Only if it is a lengthy recession. As it is, if a recession starts in the fourth quarter of this year, it won't affect the election but it will allow the incoming President and Congress to deflect blame.
Perhaps. At this stage for a recession to technically start in Q4 the stock market would have to start falling in the next couple of months. As for blame it would depends on when the general population feel the economic pain of a recession. Back in 2007-2009 the market peaked in Oct 2007 and at the technical level the recession started in Q1 2008 although the pain of the recession did begin to be felt until in Q3 2008, in dramatic fashion.

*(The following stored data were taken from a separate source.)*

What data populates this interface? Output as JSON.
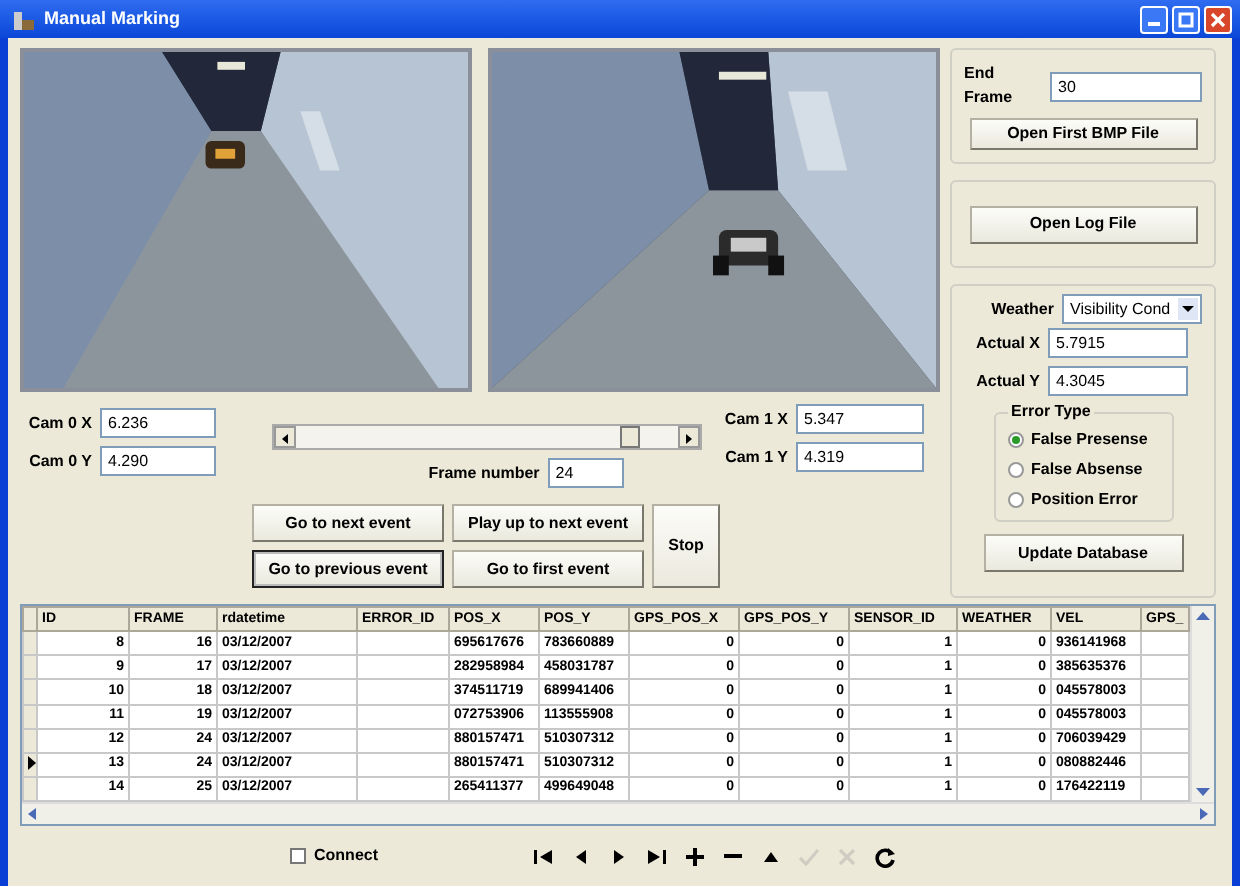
{
  "window": {
    "title": "Manual Marking"
  },
  "cam0": [
    {
      "label": "Cam 0 X",
      "value": "6.236"
    },
    {
      "label": "Cam 0 Y",
      "value": "4.290"
    }
  ],
  "cam1": [
    {
      "label": "Cam 1 X",
      "value": "5.347"
    },
    {
      "label": "Cam 1 Y",
      "value": "4.319"
    }
  ],
  "frame_slider": {
    "level": 0.9
  },
  "frame_number": {
    "label": "Frame number",
    "value": "24"
  },
  "event_buttons": [
    {
      "label": "Go to next event",
      "focused": false
    },
    {
      "label": "Play up to next event",
      "focused": false
    },
    {
      "label": "Go to previous event",
      "focused": true
    },
    {
      "label": "Go to first event",
      "focused": false
    }
  ],
  "stop_button": "Stop",
  "end_frame": {
    "label": "End Frame",
    "value": "30"
  },
  "open_bmp_button": "Open First BMP File",
  "open_log_button": "Open Log File",
  "weather": {
    "label": "Weather",
    "value": "Visibility Cond"
  },
  "actual": [
    {
      "label": "Actual X",
      "value": "5.7915"
    },
    {
      "label": "Actual Y",
      "value": "4.3045"
    }
  ],
  "error_type": {
    "legend": "Error Type",
    "options": [
      {
        "label": "False Presense",
        "selected": true
      },
      {
        "label": "False Absense",
        "selected": false
      },
      {
        "label": "Position Error",
        "selected": false
      }
    ]
  },
  "update_button": "Update Database",
  "table": {
    "columns": [
      {
        "label": "ID"
      },
      {
        "label": "FRAME"
      },
      {
        "label": "rdatetime"
      },
      {
        "label": "ERROR_ID"
      },
      {
        "label": "POS_X"
      },
      {
        "label": "POS_Y"
      },
      {
        "label": "GPS_POS_X"
      },
      {
        "label": "GPS_POS_Y"
      },
      {
        "label": "SENSOR_ID"
      },
      {
        "label": "WEATHER"
      },
      {
        "label": "VEL"
      },
      {
        "label": "GPS_"
      }
    ],
    "rows": [
      {
        "current": false,
        "cells": [
          "8",
          "16",
          "03/12/2007",
          "",
          "695617676",
          "783660889",
          "0",
          "0",
          "1",
          "0",
          "936141968",
          ""
        ]
      },
      {
        "current": false,
        "cells": [
          "9",
          "17",
          "03/12/2007",
          "",
          "282958984",
          "458031787",
          "0",
          "0",
          "1",
          "0",
          "385635376",
          ""
        ]
      },
      {
        "current": false,
        "cells": [
          "10",
          "18",
          "03/12/2007",
          "",
          "374511719",
          "689941406",
          "0",
          "0",
          "1",
          "0",
          "045578003",
          ""
        ]
      },
      {
        "current": false,
        "cells": [
          "11",
          "19",
          "03/12/2007",
          "",
          "072753906",
          "113555908",
          "0",
          "0",
          "1",
          "0",
          "045578003",
          ""
        ]
      },
      {
        "current": false,
        "cells": [
          "12",
          "24",
          "03/12/2007",
          "",
          "880157471",
          "510307312",
          "0",
          "0",
          "1",
          "0",
          "706039429",
          ""
        ]
      },
      {
        "current": true,
        "cells": [
          "13",
          "24",
          "03/12/2007",
          "",
          "880157471",
          "510307312",
          "0",
          "0",
          "1",
          "0",
          "080882446",
          ""
        ]
      },
      {
        "current": false,
        "cells": [
          "14",
          "25",
          "03/12/2007",
          "",
          "265411377",
          "499649048",
          "0",
          "0",
          "1",
          "0",
          "176422119",
          ""
        ]
      }
    ]
  },
  "connect": {
    "label": "Connect",
    "checked": false
  },
  "navigator": [
    {
      "kind": "first",
      "disabled": false
    },
    {
      "kind": "prior",
      "disabled": false
    },
    {
      "kind": "next",
      "disabled": false
    },
    {
      "kind": "last",
      "disabled": false
    },
    {
      "kind": "insert",
      "disabled": false
    },
    {
      "kind": "delete",
      "disabled": false
    },
    {
      "kind": "edit",
      "disabled": false
    },
    {
      "kind": "post",
      "disabled": true
    },
    {
      "kind": "cancel",
      "disabled": true
    },
    {
      "kind": "refresh",
      "disabled": false
    }
  ]
}
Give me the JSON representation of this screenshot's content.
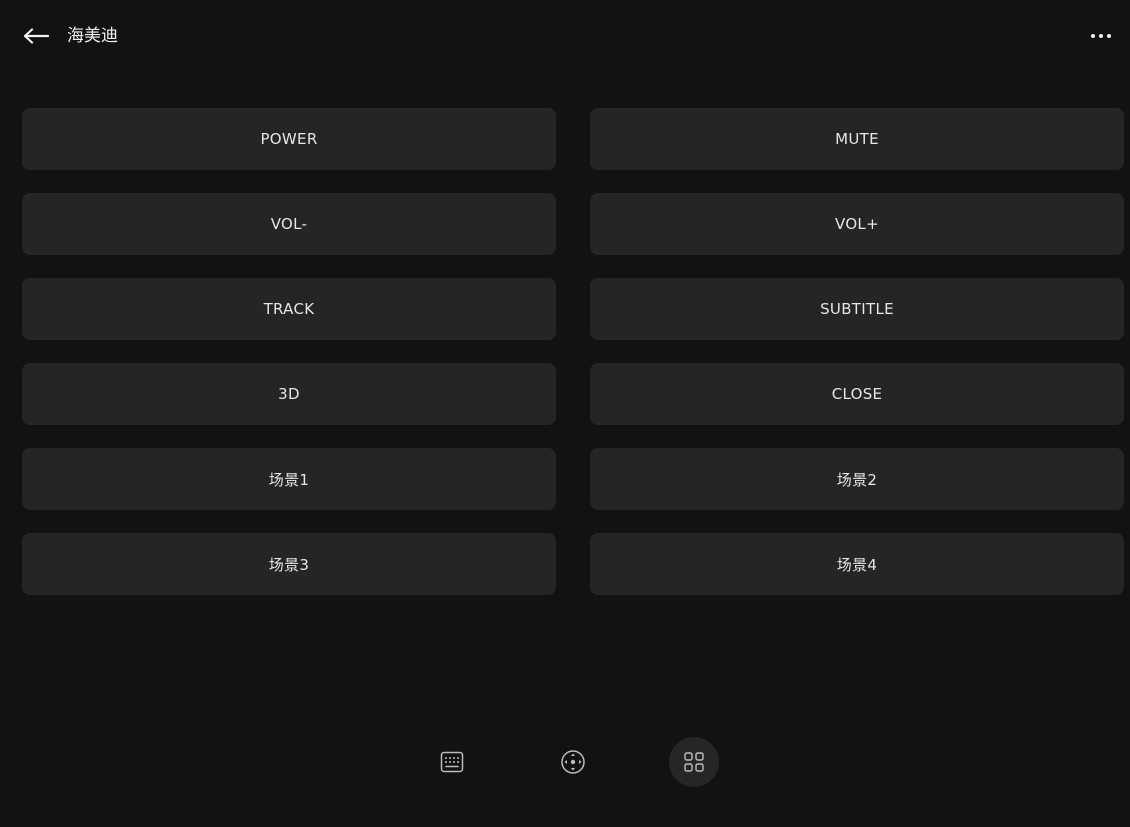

The inflation swap traders seems to also have priced in an economic slowdown if not recession of some sort to in place by end of 2017. The consensus of various economists working at financial institutions has GDP growth at around 1.9% in 2016, 2.3% in 2017, and 2.3% in 2018 with inflation at 1.3% in 2016, 2.3% in 2017 and, 2.3% in 2018. The inflation swap traders seems to agree with the 2016 and 2017 inflation numbers but price in an inflation of around 1.5% for 2018. The only real reason why they will price it this way is that they assume there will be a significant economic slowdown in 2017 so that by 2018 overall demand is low enough that inflation will fall below the Fed target of 2.0%. The variosu economists does not seem to agree. We will see by end of 2017 who is right.